XML Digital Signatures provide integrity, message authentication, and signer
authentication only - all (useful) services at the messaging protocol layer.
Authentication services at the application protocol layer would authenticate
the communicating endpoints themselves. XML DigSigs alone do not verify that
the sender of the message (who might not necessarily be the signer as it
could have got the msg routed from somewhere else) is who the recipient
thinks it is, or vice versa. What proves that the validly signed XML message
is actually being transported to the intended recipient, as opposed to an
imposter recipient (and no, we do not wish to encrypt it, for business/legal
reasons). Authentication at the application protocol level would provide
these (very necessary) additional services.

> so many people have figured out how to make bindings to all kinds
> of underlying protocols including SMTP, FTP, TCP, IPC, HTTP, MIME
> multipart, BEEP, SIP, etc.

Good .. The more the merrier!

I would class most of what you listed as application protocols. I would
class MIME multipart as mainly an encoding - the fact that you have a SOAP
envelope encoded as MIME multipart does not define how such envelope gets
from point A in a network to point B. I would class TCP as a transport
protocol.

I think defining the following are all useful exercises: (A) a routing
protocol for SOAP, (B) a binary encoding for SOAP envelopes and (C) a
SOAP-specific application protocol above TCP.
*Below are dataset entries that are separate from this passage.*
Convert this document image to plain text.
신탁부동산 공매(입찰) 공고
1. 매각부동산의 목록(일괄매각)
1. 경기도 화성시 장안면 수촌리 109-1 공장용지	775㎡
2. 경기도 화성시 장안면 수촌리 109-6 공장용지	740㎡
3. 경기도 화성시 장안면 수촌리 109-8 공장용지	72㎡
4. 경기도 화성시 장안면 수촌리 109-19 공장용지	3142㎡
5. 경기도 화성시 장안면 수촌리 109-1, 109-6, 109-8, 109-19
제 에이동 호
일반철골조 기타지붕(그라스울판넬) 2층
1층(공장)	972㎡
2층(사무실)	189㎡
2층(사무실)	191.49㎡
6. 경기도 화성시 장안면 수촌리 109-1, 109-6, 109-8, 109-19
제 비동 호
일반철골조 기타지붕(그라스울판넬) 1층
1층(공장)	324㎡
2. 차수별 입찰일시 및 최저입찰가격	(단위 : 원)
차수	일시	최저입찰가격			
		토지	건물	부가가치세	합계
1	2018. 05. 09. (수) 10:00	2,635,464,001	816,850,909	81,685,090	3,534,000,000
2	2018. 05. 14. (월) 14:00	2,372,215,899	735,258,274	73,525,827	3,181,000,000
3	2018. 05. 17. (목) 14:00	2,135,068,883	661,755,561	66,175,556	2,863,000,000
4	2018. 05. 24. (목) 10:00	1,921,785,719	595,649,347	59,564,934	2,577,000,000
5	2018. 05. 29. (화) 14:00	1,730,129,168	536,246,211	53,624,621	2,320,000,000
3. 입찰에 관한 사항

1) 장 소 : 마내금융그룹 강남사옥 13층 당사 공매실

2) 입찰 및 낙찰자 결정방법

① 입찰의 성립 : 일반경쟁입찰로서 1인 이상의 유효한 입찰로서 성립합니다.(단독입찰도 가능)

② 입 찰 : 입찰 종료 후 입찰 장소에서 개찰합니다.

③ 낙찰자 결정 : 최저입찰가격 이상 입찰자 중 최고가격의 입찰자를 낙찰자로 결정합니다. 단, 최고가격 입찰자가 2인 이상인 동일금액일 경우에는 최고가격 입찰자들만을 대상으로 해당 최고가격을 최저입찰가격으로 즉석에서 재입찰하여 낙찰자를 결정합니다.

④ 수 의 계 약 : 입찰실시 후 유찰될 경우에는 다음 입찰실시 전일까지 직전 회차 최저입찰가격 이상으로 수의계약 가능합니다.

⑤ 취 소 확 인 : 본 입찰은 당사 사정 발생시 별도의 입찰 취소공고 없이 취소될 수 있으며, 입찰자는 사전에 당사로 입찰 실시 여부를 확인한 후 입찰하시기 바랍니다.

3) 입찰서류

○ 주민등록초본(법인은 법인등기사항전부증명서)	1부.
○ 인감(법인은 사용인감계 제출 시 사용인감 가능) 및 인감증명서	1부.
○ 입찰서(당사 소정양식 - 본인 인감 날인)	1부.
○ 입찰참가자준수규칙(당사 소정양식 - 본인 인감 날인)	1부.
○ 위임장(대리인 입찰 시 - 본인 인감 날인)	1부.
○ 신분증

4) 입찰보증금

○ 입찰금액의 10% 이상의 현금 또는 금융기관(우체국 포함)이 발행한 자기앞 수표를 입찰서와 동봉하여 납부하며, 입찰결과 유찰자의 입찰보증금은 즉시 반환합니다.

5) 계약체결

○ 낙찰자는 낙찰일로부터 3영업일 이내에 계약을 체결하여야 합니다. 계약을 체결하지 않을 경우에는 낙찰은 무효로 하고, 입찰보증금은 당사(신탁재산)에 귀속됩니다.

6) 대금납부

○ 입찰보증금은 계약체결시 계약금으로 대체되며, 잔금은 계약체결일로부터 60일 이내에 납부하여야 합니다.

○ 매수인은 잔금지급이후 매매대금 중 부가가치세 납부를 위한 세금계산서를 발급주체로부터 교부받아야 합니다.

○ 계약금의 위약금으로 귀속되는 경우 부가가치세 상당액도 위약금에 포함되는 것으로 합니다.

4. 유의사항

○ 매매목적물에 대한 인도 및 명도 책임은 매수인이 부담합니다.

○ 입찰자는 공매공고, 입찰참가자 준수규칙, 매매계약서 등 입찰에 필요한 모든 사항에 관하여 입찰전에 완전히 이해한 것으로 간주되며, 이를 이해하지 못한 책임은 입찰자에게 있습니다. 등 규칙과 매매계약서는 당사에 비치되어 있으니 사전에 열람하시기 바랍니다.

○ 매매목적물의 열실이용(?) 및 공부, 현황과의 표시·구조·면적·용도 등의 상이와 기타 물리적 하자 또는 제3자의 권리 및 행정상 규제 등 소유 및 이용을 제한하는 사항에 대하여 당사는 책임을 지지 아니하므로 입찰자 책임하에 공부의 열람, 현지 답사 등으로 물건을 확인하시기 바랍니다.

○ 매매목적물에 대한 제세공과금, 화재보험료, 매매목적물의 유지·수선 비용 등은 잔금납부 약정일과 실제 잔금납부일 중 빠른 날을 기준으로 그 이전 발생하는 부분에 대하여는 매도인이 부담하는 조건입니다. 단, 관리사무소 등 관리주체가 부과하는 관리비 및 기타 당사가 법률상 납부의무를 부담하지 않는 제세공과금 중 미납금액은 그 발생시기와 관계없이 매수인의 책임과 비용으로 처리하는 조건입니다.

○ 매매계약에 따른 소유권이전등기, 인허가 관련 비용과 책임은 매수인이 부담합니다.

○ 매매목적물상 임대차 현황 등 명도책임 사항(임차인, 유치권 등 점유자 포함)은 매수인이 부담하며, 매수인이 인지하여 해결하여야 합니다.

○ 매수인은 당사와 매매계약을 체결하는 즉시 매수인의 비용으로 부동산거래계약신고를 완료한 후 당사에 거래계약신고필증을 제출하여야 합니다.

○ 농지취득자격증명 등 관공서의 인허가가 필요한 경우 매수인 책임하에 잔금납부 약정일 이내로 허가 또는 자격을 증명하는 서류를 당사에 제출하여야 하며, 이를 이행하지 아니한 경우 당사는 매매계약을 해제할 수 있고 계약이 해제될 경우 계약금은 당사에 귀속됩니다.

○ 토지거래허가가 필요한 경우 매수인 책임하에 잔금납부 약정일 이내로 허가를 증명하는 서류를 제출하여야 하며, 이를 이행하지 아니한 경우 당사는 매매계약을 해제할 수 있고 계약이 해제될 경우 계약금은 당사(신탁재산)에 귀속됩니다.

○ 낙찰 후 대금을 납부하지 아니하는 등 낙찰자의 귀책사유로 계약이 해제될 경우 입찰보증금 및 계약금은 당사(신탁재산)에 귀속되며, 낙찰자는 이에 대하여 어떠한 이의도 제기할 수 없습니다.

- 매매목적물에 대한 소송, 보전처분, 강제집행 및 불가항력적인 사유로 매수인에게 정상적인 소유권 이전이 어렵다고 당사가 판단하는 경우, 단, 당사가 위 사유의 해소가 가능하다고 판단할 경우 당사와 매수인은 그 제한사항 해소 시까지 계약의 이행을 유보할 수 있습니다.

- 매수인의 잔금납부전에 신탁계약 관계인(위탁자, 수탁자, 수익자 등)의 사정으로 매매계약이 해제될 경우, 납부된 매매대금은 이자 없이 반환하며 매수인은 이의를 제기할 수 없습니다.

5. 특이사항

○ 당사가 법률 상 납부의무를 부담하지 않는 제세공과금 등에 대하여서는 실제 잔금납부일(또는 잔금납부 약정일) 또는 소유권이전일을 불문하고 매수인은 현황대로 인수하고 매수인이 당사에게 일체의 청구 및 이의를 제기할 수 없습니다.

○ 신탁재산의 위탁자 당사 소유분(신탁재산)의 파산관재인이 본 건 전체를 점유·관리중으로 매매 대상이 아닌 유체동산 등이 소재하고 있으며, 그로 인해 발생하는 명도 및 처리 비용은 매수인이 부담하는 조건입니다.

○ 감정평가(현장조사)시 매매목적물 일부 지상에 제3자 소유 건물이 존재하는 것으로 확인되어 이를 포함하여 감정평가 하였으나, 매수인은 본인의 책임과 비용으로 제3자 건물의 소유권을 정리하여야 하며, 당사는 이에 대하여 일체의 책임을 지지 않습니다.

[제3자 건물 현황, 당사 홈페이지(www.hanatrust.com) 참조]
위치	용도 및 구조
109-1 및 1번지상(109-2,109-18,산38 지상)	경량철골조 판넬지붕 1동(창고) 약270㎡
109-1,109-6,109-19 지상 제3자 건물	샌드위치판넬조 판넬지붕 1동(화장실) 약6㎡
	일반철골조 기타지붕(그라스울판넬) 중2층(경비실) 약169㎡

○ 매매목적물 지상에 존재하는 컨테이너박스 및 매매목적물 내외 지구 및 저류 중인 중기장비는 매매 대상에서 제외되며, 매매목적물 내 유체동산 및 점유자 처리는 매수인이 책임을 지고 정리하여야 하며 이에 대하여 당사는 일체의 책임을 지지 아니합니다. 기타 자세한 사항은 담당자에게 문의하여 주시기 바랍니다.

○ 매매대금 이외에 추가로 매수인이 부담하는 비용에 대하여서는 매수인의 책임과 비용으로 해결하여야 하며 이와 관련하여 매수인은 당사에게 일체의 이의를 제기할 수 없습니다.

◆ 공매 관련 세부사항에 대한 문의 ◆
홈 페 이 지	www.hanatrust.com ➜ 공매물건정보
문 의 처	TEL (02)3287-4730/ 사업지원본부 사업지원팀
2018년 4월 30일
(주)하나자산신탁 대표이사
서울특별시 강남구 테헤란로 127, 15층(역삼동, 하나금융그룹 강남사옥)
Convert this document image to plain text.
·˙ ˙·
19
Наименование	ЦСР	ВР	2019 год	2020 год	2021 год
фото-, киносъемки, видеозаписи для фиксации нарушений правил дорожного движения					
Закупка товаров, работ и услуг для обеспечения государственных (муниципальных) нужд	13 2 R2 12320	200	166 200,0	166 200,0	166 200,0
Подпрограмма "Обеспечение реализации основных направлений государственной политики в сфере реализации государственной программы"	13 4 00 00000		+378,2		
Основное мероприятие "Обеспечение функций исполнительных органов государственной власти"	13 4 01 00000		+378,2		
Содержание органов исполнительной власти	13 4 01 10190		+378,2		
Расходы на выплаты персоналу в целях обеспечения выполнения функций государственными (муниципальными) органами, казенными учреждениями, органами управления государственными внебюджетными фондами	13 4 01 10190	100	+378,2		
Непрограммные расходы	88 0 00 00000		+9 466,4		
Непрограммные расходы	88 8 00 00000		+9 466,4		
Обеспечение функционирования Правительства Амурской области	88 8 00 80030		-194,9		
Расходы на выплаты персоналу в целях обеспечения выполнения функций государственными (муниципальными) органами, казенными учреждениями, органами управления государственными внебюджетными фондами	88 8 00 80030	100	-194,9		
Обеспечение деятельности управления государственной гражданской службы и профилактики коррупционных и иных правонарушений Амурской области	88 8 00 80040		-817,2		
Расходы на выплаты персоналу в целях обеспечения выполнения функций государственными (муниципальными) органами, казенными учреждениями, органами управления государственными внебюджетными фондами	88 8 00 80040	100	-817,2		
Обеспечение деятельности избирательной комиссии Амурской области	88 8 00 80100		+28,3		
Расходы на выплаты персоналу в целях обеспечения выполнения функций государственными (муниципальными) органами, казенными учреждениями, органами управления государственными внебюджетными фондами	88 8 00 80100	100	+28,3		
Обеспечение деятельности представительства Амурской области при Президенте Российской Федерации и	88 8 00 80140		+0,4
They are three distinct issues, and should be separately defined. There is a
need to clearly think through what is the goal of such work.

Section 7 of the SOAP-RP spec is the beginnings of an application protocol
above TCP dedicated to transporting SOAP messages. It needs a lot more
detail, starting with security (e.g. security is not something to be left to
later - it should be one of the first topics you address, not the last).
Also error handling needs to be defined (what happens if I only received
half a DIME record), etc.

Your DIME specification is mixing up a description of a binary format with
some message semantics (e.g. discussing how DIME records must be sequenced
on a transport). I think a better approach would be for the XMLP WG to
define the binary encoding and leave it up to the individual bindings to the
application protocols to describe how such an encoding (or current XML 1.1
encoding, or SOAPwA encoding) could be transported. If the binary
representation involved multiple records within one message, some bindings
might have to put all on-the-wire in a serialized fashion, but some, such as
BEEP, could be capable of carried multiple binary messages at the same
time - by interleaving their "records" - thus you could get pairs of threads
in multithreaded apps talking without serialization, which is highly
desirable. The binary encoding certainly should not be specifying this info.

> The binding is exactly what it sounds like - a gluing mechanism
> between SOAP and whatever underlying protocol. There should be no
> additional semantics defined by the binding because the places where
> we add semantics is either as SOAP extensions or as underlying protocol

Agreed - thin bindings are good, fat bindings are bad.